More details of CUPE 79's deal
CUPE Local 79 members voted last night to accept the deal ending the five-and-half-week strike.
Here’s a peak at what the city has offered the workers — including daycare workers, cleaners, lawyers and urban planners — and what taxpayers will be paying should council approve the deal.
Full-time employees are set to get a 1.75 percent pay increase this year, followed by 2 percent in 2010 and 2.25 in 2011.
On the big issue of banking sick days, workers have been offered a few options:
• They can cash some of their existing banked sick days and switch to a new short-term disability plan that offers up to 130 days per year; or
• They can hold onto banked sick days and continue to accumulate up to 18 a year, to be paid out upon retirement. Those who want to stay with the existing bankable sick day plan will not have access to the new short-term disability plan.
Employees will get paid for Family Day, which they didn’t before.

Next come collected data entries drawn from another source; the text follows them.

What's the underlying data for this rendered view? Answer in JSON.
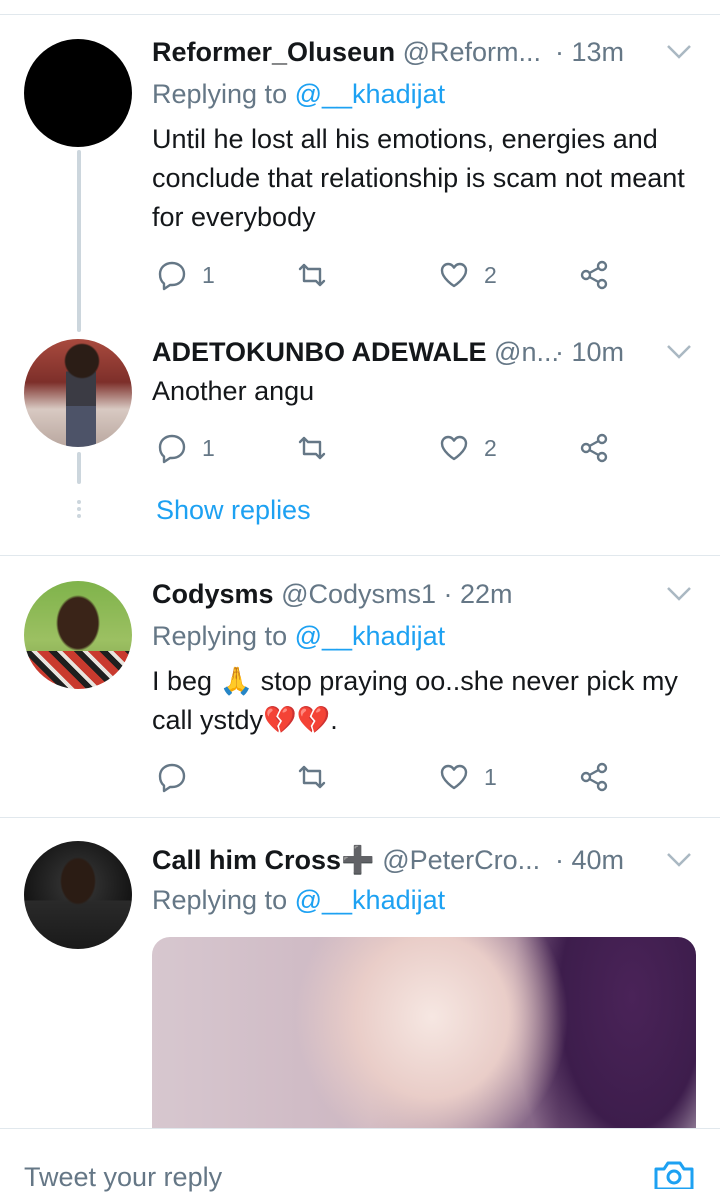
{
  "tweets": [
    {
      "name": "Reformer_Oluseun",
      "handle": "@Reform...",
      "time": "· 13m",
      "replying_prefix": "Replying to",
      "replying_to": "@__khadijat",
      "text": "Until he lost all his emotions, energies and conclude that  relationship is scam not meant for everybody",
      "reply_count": "1",
      "retweet_count": "",
      "like_count": "2",
      "avatar": "black-circle-avatar"
    },
    {
      "name": "ADETOKUNBO ADEWALE",
      "handle": "@n...",
      "time": "· 10m",
      "text": "Another angu",
      "reply_count": "1",
      "retweet_count": "",
      "like_count": "2",
      "show_replies": "Show replies",
      "avatar": "photo-avatar"
    },
    {
      "name": "Codysms",
      "handle": "@Codysms1",
      "time": "· 22m",
      "replying_prefix": "Replying to",
      "replying_to": "@__khadijat",
      "text": "I beg 🙏 stop praying oo..she never pick my call ystdy💔💔.",
      "reply_count": "",
      "retweet_count": "",
      "like_count": "1",
      "avatar": "photo-avatar"
    },
    {
      "name": "Call him Cross➕",
      "handle": "@PeterCro...",
      "time": "· 40m",
      "replying_prefix": "Replying to",
      "replying_to": "@__khadijat",
      "avatar": "photo-avatar"
    }
  ],
  "composer": {
    "placeholder": "Tweet your reply",
    "camera_icon": "camera-icon"
  },
  "colors": {
    "accent": "#1da1f2",
    "secondary_text": "#657786",
    "primary_text": "#14171a",
    "divider": "#e1e8ed"
  }
}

Defraying that cost, the union has agreed to limit dental recall exams for adults to every nine months rather than every six months.

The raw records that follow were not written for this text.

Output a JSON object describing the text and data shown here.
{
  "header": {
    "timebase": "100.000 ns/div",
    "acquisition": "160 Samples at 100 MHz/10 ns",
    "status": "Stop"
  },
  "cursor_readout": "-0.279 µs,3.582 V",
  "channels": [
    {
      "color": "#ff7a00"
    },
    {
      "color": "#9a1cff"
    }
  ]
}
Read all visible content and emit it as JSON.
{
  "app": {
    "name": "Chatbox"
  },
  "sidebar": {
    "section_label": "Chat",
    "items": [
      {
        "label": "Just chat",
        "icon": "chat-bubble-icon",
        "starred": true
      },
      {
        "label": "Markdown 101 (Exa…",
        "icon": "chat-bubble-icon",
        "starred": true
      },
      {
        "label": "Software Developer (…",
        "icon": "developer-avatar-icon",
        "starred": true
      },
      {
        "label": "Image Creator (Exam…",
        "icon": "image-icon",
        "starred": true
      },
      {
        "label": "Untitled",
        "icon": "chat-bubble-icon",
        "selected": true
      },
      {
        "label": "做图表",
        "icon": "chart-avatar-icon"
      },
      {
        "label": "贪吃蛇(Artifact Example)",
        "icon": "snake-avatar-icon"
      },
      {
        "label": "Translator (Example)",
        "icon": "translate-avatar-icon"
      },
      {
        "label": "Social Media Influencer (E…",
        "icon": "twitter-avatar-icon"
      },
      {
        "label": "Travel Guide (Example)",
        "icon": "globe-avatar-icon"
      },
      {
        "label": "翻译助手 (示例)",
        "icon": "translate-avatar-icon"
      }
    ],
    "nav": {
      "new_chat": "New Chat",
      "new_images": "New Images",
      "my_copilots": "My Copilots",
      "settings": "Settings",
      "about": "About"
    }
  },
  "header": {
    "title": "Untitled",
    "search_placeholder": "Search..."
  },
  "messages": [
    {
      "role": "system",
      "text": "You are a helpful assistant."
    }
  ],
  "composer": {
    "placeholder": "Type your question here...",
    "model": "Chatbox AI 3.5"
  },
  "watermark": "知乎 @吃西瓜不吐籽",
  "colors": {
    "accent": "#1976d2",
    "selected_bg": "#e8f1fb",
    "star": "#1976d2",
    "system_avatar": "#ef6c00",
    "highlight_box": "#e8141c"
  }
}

Similar offers are on the table for Local 79 part-timers working at homes for the aged. Pay increases are the same. When it comes to sick days, they can take a $700 payout from the city and switch to the short-term disability plan, or those who are entitled to it can stay with the sick day bank option.
Other part-timers in Unit B get the same pay increase but a few more sick pay options. Depending on eligibility, they will be offered the same options as full-timers: keep banked sick days and continue to accumulate them but opt out of new short term disability plan, or get a partial buyout of banked sick days and move to the new plan.